Au-delà de ce point qui porte davantage sur les conditions du débat que sur le débat lui-même, j'attends toujours des arguments sérieux sur le sujet. Les raisons pour lesquelles la décroissance déplaît ne sont guère explicitées. On en reste au superficiel, voire à l'anathème permettant peut-être à son auteur de se mettre dans une posture séduisante vis-à-vis de certains publics (les syndicats). La critique n'est ni sérieuse ni fondée. Reposant avant tout sur l'amalgame, elle ne convainc guère.
Quand on prend les gens au sérieux, voici quelques contre-arguments qui montrent que les choses ne sont pas si simples : - l'anti-économisme confondrait économisme et capitalisme ? Je remarque tout de même que les marxistes n'ont jamais décrit leur système communiste (ou socialiste), sensé mettre un terme aux maux capitalistes... quelle est l'éthique qui règnerait dans un tel système ? comment on la met en place ? On n'en sait jamais rien, c'est le saut dans l'inconnu, un "autre monde"... L'éthique écolo-démocrate se développerait d'un coup quand on en finirait avec la propriété privée ?

C'est pour le moins surprenant. On a vu à l'est ce que ça a donné : les personnes qui sont arrivées au pouvoir avec les mots "démocratie" et "liberté" à la bouche ont finit par confisquer le pouvoir. Il y avait un excellent documentaire sur Mao la semaine dernière sur Arte. Ils avaient tout simplement oublié de penser le contrôle du peuple sur l'Etat - une paille. Le texte de Jean-Marie n'en vient pas à l'éthique, il s'en tient à la régulation collective sans examiner les motivations profondes des personnes qui font tourner la société... les gens peuvent ainsi rejeter les problèmes sur des "Grand Tout" comme "le capitalisme", qui est aussi mal défini que "le socialisme" qui devrait se produire (par miracle) si on appliquait les bonnes recettes marxistes... Alors, comment et pourquoi les gens deviennent-ils écologistes ? Pourquoi ne continueraient-ils pas à consommer sous prétexte que c'est "le capitalisme" le coupable ? C'est ça la question, quand on veut transformer la société. Sinon on ne fait que la commenter.

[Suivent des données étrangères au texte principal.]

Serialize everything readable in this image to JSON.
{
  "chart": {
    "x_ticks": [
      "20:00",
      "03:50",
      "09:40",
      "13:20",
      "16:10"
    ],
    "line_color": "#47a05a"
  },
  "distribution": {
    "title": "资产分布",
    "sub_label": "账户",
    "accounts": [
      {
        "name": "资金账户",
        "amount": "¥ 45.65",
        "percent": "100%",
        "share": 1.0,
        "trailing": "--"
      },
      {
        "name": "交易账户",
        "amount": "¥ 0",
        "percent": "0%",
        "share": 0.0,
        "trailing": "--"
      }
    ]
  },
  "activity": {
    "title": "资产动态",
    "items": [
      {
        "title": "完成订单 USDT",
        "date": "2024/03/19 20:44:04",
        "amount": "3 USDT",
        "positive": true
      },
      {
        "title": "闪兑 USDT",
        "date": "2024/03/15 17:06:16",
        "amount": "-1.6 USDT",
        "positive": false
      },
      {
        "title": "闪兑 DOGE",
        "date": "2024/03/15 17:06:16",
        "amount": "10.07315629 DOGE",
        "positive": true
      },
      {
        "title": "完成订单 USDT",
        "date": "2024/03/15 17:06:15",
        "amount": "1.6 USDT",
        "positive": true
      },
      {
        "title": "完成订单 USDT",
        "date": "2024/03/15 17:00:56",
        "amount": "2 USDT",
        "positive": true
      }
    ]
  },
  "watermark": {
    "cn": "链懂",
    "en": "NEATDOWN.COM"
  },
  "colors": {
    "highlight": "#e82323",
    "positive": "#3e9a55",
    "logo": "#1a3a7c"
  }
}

- Les partisans de la décroissance "naturalisent" les conditions sociales ? A nouveau la critique est faible car les écolos non décroissants sont eux aussi obligés de parler de "nature"... et donc de natualiser. La nature a ses interprètes, la norme est à la fois construite et donnée (voir Canguilhem, Le normal et le pathologique). Le débat n'est pas entre la médecine (science de la nature) et l'absence de médecine (dans un monde où la volonté serait illimitée et la médecine rendue inutile), débat purement théorique car un tel monde n'existe pas, mais entre telle médecine et telle autre médecine. Quand on définit un état du climat comme "normal", "naturel", on en fait un élément à respecter par la collectivité, on sort cet état de climat du territoire, de la possession de toute la société - et pas seulement des
capitalistes. Sans normes indépendantes, toutes les normes sont construites, tout est relatif, il n'y a plus de repères, plus d'éthique,
plus de sciences, plus rien... que le conflit des interprétations. Le relativisme est donc aussi du côté des "anti-naturalistes".

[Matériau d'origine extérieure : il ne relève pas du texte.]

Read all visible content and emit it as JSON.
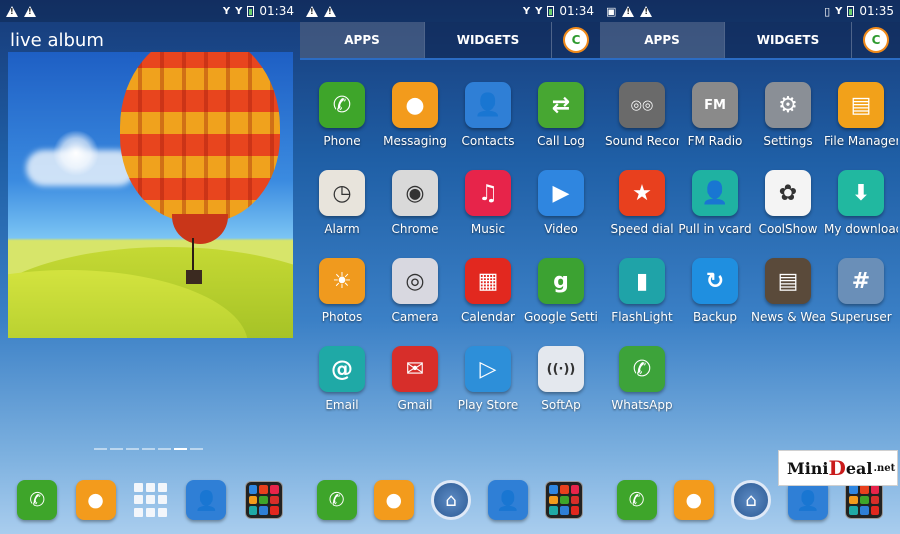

- la référence à la nature a l'avantage d'éviter la référence à la surnature, et quand vous avez 90% de la population mondiale qui croit à une forme ou à une autre de surnature (Bible etc.), vouloir jeter la nature avec l'eau du bain est quelque peu risqué. Bien sûr à nous d'éviter que ne se forment des "grand prêtres" de la nature et que ce qui est défini comme "la nature" reste accessible à tous, empirique, démocratie oblige. Mais ce risque est aujourd'hui proche de zéro. Par contre saper la référence à la nature, c'est saper les fondements de la démocratie, faire le lit de la surnature. Se faisant, se réclamer des Lumières est un contre-sens terrible : les Lumières se sont construits sur le droit naturel, la raison naturelle, c'est-à-dire des éléments indépendants du bon vouloir humain, cette indépendance garantissant leur
présence en chaque être humain, contre les thèses racises, esclavagistes etc. qui n'attribuaient la raison qu'à quelques-uns... C'est Jean-Marie, ici, qui jette les Lumières par-dessus bord. L'invocation du socialisme, à nouveau, ne nous dit rien - une nouvelle fusion dans le Grand Tout Social qui résoudrait toutes les contradictions ? On peut comprendre ces propos dans ce sens. Harribey s'en défendra, dira que c'est un procès d'intention, mais les partisans de la décroissance feront de même... alors ? Qui a raison ? Un juste analyste, examinant les choses de manière impartiale, devrait donc y regarder de plus près avant de condamner les uns et pas les autres !!! En attendant cela attise la division dont profite nos adversaires communs...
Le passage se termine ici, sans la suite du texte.